Poster
in
Workshop: Workshop on Behavioral Machine Learning
Comparing Human and LLM Ratings of Music-Recommendation Quality with User Context
Sherol Chen · Yuri Vasilevski · Andrew Lampinen · Amnah Ahmad · Ndaba Ndebele · Sally Goldman · Michael Mozer · Jie Ren
When developing new recommendation algorithms, it is common to run user studies in order to obtain initial evaluation metrics. We explore using Large Language Models (LLMs) as a proxy for human ratings (an AutoRater) for this setting. In particular, we explore how effectively an LLM with basic Chain-of-Thought (CoT) prompting can predict human ratings, and also leverage knowledge of a user's music likes and dislikes. We ran a study in which paid users provided queries and then rated the resulting playlist.

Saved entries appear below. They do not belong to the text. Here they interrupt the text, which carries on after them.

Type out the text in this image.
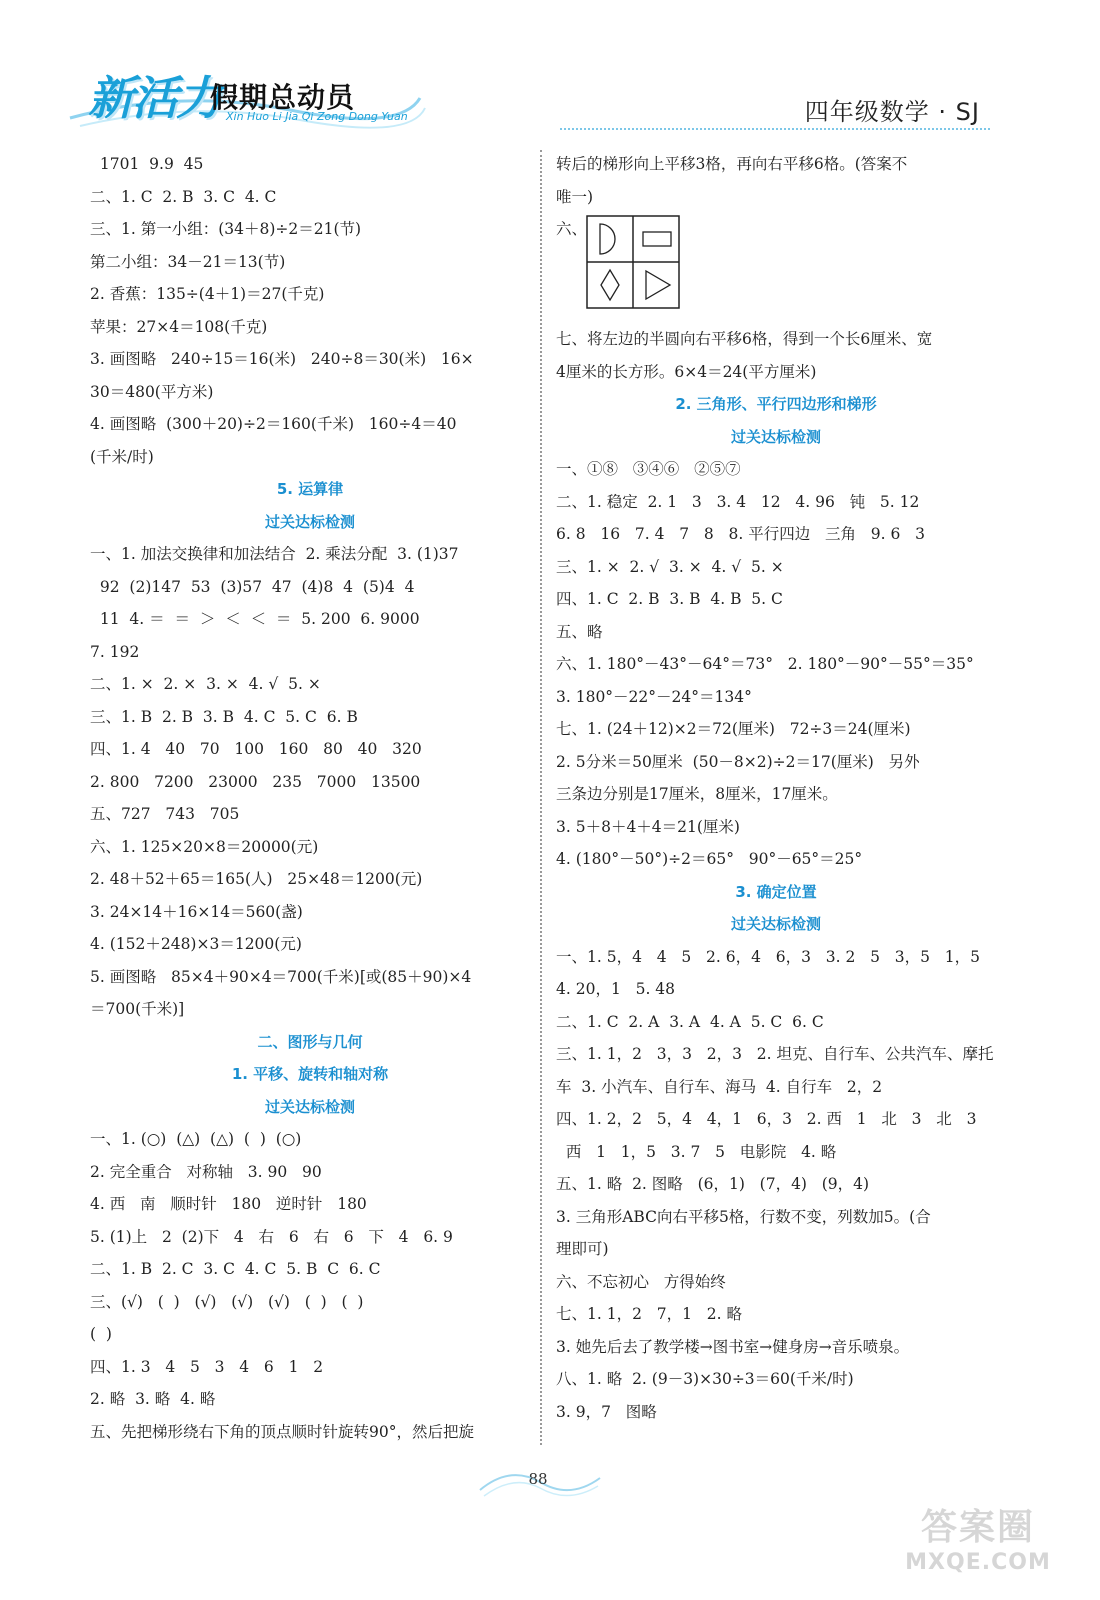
新活力
假期总动员
Xin Huo Li Jia Qi Zong Dong Yuan	四年级数学 · SJ
1701  9.9  45
二、1. C  2. B  3. C  4. C
三、1. 第一小组：(34＋8)÷2＝21(节)
第二小组：34－21＝13(节)
2. 香蕉：135÷(4＋1)＝27(千克)
苹果：27×4＝108(千克)
3. 画图略   240÷15＝16(米)   240÷8＝30(米)   16×
30＝480(平方米)
4. 画图略  (300＋20)÷2＝160(千米)   160÷4＝40
(千米/时)
5. 运算律
过关达标检测
一、1. 加法交换律和加法结合  2. 乘法分配  3. (1)37
92  (2)147  53  (3)57  47  (4)8  4  (5)4  4
11  4. ＝  ＝  ＞  ＜  ＜  ＝  5. 200  6. 9000
7. 192
二、1. ×  2. ×  3. ×  4. √  5. ×
三、1. B  2. B  3. B  4. C  5. C  6. B
四、1. 4   40   70   100   160   80   40   320
2. 800   7200   23000   235   7000   13500
五、727   743   705
六、1. 125×20×8＝20000(元)
2. 48＋52＋65＝165(人)   25×48＝1200(元)
3. 24×14＋16×14＝560(盏)
4. (152＋248)×3＝1200(元)
5. 画图略   85×4＋90×4＝700(千米)[或(85＋90)×4
＝700(千米)]
二、图形与几何
1. 平移、旋转和轴对称
过关达标检测
一、1. (○)  (△)  (△)  (  )  (○)
2. 完全重合   对称轴   3. 90   90
4. 西   南   顺时针   180   逆时针   180
5. (1)上   2  (2)下   4   右   6   右   6   下   4   6. 9
二、1. B  2. C  3. C  4. C  5. B  C  6. C
三、(√)   (  )   (√)   (√)   (√)   (  )   (  )
(  )
四、1. 3   4   5   3   4   6   1   2
2. 略  3. 略  4. 略
五、先把梯形绕右下角的顶点顺时针旋转90°，然后把旋
转后的梯形向上平移3格，再向右平移6格。(答案不
唯一)
六、
七、将左边的半圆向右平移6格，得到一个长6厘米、宽
4厘米的长方形。6×4＝24(平方厘米)
2. 三角形、平行四边形和梯形
过关达标检测
一、①⑧   ③④⑥   ②⑤⑦
二、1. 稳定  2. 1   3   3. 4   12   4. 96   钝   5. 12
6. 8   16   7. 4   7   8   8. 平行四边   三角   9. 6   3
三、1. ×  2. √  3. ×  4. √  5. ×
四、1. C  2. B  3. B  4. B  5. C
五、略
六、1. 180°－43°－64°＝73°   2. 180°－90°－55°＝35°
3. 180°－22°－24°＝134°
七、1. (24＋12)×2＝72(厘米)   72÷3＝24(厘米)
2. 5分米＝50厘米  (50－8×2)÷2＝17(厘米)   另外
三条边分别是17厘米，8厘米，17厘米。
3. 5＋8＋4＋4＝21(厘米)
4. (180°－50°)÷2＝65°   90°－65°＝25°
3. 确定位置
过关达标检测
一、1. 5，4   4   5   2. 6，4   6，3   3. 2   5   3，5   1，5
4. 20，1   5. 48
二、1. C  2. A  3. A  4. A  5. C  6. C
三、1. 1，2   3，3   2，3   2. 坦克、自行车、公共汽车、摩托
车  3. 小汽车、自行车、海马  4. 自行车   2，2
四、1. 2，2   5，4   4，1   6，3   2. 西   1   北   3   北   3
西   1   1，5   3. 7   5   电影院   4. 略
五、1. 略  2. 图略   (6，1)   (7，4)   (9，4)
3. 三角形ABC向右平移5格，行数不变，列数加5。(合
理即可)
六、不忘初心   方得始终
七、1. 1，2   7，1   2. 略
3. 她先后去了教学楼→图书室→健身房→音乐喷泉。
八、1. 略  2. (9－3)×30÷3＝60(千米/时)
3. 9，7   图略
88
答案圈
MXQE.COM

These users also provide their music likes and dislikes. We compare the ratings between the AutoRater system to a human rater baseline---a group of participants who were asked to perform the same task of rating the playlist recommendations, either with or without user context.We found the AutoRater to be as effective if not more so than human raters, and that providing user context leads to higher correlations for both. Also the correlations reliably increase with the size of the rater pool. These results were statistically reliable. Although numerically higher correlations are obtained with 8 songs than with 4 songs, the difference is not statistically reliable. Interestingly, interaction between the rater type crossed with the number songs is statistically reliable reflecting that human raters perform as well or better than the AutoRaters for 4 song playlists, whereas the pattern is flipped for 8 song playlists where AutoRaters can use broad knowledge of music to make more nuanced ratings.